Paul Auster died at the age of 77

Culture

American writer and poet Paul Auster died at the age of seventy-seven, local time on Tuesday evening. A friend of the family, Jacki Lyden, said in a statement to the press that Auster died at his home in Brooklyn, surrounded by his loved ones.

Auster, considered one of the greatest contemporary American writers, struggled with lung cancer and died of complications caused by the disease. The New York trilogy is one of the most famous works of the writer of Jewish origin, who is considered one of New York’s literary stars. During his life, he wrote more than 30 books, and his works were translated into more than 40 languages, including most of them into Hungarian. Auster lived in Paris between 1971 and 1975, during which time he also translated poems by French poets into English.
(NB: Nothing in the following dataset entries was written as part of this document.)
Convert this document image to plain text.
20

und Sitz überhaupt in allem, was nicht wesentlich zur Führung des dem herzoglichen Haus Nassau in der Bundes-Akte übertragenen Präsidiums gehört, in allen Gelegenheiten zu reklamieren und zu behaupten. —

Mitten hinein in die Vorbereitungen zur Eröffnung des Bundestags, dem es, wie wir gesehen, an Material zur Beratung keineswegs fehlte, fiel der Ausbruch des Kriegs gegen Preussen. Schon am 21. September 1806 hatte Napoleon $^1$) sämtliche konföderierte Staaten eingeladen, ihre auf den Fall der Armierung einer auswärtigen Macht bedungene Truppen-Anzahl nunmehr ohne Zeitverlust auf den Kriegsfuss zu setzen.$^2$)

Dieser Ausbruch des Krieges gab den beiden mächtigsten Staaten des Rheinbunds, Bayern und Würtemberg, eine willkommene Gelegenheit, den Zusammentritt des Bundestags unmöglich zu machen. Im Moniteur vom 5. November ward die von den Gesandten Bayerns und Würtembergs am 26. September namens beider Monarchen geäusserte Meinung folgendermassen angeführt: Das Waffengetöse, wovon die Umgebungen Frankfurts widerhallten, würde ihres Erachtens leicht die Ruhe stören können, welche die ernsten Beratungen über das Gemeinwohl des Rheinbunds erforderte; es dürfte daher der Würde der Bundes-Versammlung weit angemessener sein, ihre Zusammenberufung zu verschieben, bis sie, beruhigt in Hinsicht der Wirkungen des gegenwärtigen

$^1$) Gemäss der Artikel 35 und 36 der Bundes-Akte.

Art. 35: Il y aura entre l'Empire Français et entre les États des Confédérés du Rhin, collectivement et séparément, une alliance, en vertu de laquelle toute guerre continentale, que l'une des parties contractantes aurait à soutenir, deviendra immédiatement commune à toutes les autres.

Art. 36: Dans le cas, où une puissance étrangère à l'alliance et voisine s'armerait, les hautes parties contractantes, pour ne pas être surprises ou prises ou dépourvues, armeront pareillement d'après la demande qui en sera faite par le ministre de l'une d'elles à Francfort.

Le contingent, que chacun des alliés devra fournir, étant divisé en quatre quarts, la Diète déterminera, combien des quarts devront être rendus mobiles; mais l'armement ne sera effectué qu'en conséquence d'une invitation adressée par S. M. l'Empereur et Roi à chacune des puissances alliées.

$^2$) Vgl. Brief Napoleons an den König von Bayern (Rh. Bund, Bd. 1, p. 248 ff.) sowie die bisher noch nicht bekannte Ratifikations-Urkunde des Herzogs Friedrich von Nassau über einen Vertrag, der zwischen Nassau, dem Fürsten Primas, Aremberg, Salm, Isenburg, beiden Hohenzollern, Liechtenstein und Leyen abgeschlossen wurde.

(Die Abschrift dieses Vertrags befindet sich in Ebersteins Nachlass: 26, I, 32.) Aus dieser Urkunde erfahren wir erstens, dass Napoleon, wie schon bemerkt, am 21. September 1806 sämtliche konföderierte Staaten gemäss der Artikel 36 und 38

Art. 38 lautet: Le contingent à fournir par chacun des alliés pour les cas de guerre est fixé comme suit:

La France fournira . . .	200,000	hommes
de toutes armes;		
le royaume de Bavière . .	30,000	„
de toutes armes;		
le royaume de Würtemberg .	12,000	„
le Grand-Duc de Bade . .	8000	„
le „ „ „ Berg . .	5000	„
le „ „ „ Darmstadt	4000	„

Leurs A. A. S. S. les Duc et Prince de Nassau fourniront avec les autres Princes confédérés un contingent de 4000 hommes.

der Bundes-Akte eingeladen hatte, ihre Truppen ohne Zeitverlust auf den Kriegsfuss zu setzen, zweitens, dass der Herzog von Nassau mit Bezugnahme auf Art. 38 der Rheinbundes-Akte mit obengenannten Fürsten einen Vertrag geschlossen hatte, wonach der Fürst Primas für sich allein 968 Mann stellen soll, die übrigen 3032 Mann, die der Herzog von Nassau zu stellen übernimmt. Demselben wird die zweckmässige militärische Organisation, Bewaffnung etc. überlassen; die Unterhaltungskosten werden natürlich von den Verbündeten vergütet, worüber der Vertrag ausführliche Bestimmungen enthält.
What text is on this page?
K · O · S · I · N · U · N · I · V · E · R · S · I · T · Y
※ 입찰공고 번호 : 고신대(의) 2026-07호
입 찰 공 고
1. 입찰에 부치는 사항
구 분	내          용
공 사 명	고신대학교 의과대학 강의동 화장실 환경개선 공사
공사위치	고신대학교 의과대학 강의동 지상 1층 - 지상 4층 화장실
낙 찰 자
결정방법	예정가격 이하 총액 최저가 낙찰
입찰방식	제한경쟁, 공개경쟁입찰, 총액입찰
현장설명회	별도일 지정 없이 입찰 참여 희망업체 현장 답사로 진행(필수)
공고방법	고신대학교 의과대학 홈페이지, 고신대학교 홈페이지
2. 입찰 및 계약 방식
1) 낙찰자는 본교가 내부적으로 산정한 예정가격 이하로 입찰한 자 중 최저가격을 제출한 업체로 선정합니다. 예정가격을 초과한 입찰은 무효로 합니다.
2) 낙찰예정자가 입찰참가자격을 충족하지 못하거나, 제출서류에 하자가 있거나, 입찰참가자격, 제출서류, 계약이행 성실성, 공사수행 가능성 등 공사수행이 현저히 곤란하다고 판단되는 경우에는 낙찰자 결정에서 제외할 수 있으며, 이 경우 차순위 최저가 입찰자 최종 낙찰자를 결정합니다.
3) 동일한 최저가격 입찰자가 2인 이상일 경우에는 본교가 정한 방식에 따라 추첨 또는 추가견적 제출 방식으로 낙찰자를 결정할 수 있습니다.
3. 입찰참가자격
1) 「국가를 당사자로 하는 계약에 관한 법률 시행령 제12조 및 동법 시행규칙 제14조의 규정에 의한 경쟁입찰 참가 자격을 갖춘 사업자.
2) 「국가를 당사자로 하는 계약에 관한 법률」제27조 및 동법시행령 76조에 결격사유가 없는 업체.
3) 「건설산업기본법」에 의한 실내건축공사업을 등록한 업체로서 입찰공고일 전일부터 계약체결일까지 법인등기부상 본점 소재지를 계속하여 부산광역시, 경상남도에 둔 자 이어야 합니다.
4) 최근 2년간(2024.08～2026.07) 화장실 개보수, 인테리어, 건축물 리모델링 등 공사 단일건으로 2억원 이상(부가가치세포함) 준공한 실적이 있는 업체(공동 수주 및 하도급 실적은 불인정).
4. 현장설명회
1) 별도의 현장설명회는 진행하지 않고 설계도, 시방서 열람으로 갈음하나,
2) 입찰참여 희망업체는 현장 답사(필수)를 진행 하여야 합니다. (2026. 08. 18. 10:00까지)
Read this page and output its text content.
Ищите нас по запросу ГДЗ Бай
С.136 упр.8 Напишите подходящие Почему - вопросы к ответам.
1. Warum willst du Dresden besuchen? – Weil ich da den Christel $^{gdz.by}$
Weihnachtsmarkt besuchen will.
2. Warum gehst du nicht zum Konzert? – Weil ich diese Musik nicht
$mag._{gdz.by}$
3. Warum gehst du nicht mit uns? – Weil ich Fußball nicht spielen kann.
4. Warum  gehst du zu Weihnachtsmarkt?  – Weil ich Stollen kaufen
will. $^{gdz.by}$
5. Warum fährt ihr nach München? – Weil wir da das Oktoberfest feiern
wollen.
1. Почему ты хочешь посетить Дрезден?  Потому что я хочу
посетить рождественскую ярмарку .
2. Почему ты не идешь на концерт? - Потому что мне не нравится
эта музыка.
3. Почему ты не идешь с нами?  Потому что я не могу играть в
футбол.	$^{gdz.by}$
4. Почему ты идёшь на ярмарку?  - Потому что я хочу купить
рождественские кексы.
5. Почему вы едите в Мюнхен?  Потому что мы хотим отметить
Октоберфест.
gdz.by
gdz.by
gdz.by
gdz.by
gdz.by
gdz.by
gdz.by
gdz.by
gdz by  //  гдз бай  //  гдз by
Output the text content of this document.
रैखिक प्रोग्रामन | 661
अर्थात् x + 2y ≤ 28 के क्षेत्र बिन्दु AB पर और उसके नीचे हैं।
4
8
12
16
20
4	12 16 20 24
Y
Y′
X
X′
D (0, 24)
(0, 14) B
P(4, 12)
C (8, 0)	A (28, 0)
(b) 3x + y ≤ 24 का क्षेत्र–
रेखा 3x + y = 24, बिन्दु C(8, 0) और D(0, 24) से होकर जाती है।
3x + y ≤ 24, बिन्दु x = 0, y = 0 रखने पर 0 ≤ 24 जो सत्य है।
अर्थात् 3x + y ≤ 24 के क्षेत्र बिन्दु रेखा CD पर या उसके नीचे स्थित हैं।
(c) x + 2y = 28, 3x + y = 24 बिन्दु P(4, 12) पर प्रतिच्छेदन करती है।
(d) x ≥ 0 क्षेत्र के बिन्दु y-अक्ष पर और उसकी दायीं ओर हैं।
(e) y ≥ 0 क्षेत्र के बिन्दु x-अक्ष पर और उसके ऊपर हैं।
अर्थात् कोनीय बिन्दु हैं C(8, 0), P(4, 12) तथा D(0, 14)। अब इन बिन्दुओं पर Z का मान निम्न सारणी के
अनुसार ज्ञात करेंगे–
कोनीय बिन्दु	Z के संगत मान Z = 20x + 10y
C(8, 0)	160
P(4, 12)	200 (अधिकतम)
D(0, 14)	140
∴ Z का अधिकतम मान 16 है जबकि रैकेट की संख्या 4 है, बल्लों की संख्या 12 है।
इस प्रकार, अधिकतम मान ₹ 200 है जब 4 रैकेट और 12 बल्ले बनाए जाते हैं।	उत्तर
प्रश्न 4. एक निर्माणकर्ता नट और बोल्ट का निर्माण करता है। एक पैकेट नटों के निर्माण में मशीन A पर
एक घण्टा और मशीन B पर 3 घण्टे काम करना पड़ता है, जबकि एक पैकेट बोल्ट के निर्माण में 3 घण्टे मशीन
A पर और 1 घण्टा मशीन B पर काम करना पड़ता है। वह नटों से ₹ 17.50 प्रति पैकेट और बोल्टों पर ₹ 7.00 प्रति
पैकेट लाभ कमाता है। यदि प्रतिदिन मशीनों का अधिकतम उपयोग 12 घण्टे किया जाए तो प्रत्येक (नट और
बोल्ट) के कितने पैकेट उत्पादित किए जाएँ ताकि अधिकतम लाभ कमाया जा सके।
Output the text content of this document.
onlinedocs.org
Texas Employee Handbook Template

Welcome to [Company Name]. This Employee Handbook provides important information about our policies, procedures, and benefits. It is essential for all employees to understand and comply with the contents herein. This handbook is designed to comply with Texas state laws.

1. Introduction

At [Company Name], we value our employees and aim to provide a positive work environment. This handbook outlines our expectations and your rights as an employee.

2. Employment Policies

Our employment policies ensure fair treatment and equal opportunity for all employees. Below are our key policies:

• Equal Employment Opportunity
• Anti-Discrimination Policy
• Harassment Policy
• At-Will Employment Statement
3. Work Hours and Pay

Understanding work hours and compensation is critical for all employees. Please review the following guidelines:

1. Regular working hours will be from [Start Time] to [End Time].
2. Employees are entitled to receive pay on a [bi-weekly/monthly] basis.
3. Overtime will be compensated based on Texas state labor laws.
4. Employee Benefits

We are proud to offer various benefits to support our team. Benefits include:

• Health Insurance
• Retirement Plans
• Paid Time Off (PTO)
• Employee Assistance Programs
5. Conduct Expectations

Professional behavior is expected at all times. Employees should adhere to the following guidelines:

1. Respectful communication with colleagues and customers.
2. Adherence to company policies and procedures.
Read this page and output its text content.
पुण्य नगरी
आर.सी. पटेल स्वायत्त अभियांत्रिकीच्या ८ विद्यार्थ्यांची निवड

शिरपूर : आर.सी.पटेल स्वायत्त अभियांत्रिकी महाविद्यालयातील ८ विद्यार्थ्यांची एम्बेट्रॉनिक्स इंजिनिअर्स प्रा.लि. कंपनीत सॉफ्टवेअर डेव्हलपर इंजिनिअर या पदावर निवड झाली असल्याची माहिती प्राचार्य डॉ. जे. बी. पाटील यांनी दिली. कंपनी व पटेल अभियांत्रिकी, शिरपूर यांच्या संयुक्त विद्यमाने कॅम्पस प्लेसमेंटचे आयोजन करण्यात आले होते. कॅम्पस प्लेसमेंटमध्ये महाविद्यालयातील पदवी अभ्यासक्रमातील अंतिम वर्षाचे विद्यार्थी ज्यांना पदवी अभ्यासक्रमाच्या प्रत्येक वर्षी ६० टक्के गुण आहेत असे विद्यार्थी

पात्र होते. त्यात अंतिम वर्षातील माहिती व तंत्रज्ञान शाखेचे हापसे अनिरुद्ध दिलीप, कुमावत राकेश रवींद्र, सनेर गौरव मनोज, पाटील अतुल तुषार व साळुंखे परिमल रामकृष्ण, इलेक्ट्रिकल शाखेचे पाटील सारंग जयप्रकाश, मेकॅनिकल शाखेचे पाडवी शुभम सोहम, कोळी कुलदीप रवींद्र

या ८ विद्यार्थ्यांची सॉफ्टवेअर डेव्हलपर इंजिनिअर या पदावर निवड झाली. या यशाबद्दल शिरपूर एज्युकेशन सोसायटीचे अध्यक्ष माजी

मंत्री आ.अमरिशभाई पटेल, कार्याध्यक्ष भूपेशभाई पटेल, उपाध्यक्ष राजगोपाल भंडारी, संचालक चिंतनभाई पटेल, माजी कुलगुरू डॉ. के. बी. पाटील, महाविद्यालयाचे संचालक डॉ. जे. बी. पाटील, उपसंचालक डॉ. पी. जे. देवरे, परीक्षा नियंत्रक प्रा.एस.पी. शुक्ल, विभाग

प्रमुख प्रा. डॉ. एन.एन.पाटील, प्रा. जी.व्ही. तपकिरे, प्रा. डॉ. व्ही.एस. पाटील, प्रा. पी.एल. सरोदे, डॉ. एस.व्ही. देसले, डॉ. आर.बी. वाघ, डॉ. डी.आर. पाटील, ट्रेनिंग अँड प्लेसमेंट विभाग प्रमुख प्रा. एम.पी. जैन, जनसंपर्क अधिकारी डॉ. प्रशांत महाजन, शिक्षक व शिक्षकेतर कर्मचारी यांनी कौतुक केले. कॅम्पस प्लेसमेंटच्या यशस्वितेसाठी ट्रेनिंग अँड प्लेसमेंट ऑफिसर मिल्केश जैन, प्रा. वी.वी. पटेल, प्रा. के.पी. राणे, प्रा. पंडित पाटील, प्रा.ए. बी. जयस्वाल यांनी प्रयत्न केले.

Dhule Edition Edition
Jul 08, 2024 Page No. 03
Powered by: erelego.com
He became famous in 1982 with his autobiographical novel The Invention of Loneliness.

He also worked as a screenwriter, among others, he wrote the script for the film Smoke directed by Wayne Wang.

“I have never written ten pages a day in my life. It’s good if I can finish only one page a day. If I have an exceptionally good day, then two. If a miracle happens, it’s three pages. Maybe if it happened three times in my life that four pages a day came together. Two came together today, but I haven’t had time to review them yet. I write everything by hand. First in a notebook, then when I’m done with a paragraph, I type it on my typewriter”  – Auster told Magyar Narancs in an interview ten years ago.

He finished his last book, Baumgartner, in the midst of his battle with cancer.